As I became older my preferences graduated to shows like “The Golden Girls” and “Designing Women” on Lifetime. And I definitely broke into the MTV scene before my average classmate because I had an older sister by four years, who would insist on watching Real World, much to my dismay. Eventually I became an addict myself. Television media served as a classroom as well. I learned many things about those mysterious young adults on MTV who seemed so perfect and mature and cool. They embodied what I wanted to become.
While television was the most important form of media while I grew up, the computer was also very significant to my family and I. We have had a computer for as long as I can remember. Some of my memories with our giant box of technology include me in diapers. I played some computer games, but it wasn’t till I was around 12 that I got sucked into the phenomenon of The Sims.

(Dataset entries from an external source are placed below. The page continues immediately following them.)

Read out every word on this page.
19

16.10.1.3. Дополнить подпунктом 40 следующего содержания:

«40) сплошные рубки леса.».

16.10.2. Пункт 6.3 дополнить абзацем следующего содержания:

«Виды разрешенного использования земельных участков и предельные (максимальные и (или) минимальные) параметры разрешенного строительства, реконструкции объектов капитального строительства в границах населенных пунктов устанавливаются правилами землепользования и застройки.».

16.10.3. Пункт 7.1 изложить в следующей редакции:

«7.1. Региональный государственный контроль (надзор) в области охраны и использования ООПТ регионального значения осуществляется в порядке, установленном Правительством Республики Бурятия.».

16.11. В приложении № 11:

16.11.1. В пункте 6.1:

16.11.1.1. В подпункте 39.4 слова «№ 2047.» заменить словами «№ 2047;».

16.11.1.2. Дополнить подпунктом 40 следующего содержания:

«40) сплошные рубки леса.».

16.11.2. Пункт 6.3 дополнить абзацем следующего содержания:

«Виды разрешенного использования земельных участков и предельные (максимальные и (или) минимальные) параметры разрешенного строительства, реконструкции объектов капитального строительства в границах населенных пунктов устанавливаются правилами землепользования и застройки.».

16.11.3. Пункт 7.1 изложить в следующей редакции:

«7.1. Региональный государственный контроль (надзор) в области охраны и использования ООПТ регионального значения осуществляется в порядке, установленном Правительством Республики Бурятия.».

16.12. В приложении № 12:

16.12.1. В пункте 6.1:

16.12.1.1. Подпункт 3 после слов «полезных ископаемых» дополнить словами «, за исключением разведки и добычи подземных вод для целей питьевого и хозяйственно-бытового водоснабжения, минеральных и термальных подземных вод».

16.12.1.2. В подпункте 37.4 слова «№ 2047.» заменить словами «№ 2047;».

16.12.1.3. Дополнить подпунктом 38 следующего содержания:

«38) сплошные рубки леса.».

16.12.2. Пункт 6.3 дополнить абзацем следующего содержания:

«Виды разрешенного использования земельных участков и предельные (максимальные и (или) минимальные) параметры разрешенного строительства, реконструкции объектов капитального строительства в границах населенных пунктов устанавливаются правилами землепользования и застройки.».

It is a simulator game in which you create one sim, or a family of sims. I played insistently, and probably to an extent that was harmful to the development of other extra curricular activities. This sims phase simmered down some, but lasted throughout high school.
Books have probably always been on the back burner in my life. It took me a while to actually get strong at reading. There is one memory I have of my grandmother sending Hooked on Phonics for me in the second grade because I still had not grasped the concept of reading. My mother promptly sent them back, either more for the fear of being indebted to her own mother or from embarrassment. Regardless, I did learn to read! And today, I enjoy it greatly. I know my mother’s favorite child hood memories of her and I include that twilight before bed, when she would read me the classics, like the Bernstein Bears, or Babar, or Where the Sidewalk Ends.
Today, media dictates a lot of my day-to-day activities. I incessantly check facebook, and e-mail. I also get all of my news from the internet. I frequent the blog of Perez Hilton, which satiates my need for celebrity gossip. I am also an avid reader of the blog Post Secret. The creator of that site puts up new secrets every Sunday that people send in on postcards from all over the country every week. I sit on the edge of my seat in anticipation for Sunday to come. Television is important, and was very much so throughout high school. But since I have been in college, television has taken the back seat. It used to be my favorite form of stimulation, but I have moved on to human interaction, which in turn has made me like myself more. Although, when I am at home in Chicago, I am much more liable to sit mindlessly in front of the television until the cows come home. I am, however, very thankful for inventions such as Tivo and DVR, which has made the media of television much more enjoyable. I have made a subconscious pact with myself to not let media dictate my entire life, but as technology advances and our world becomes smaller and smaller through communication devices, such as the internet, I foresee that pact becoming very difficult to maintain.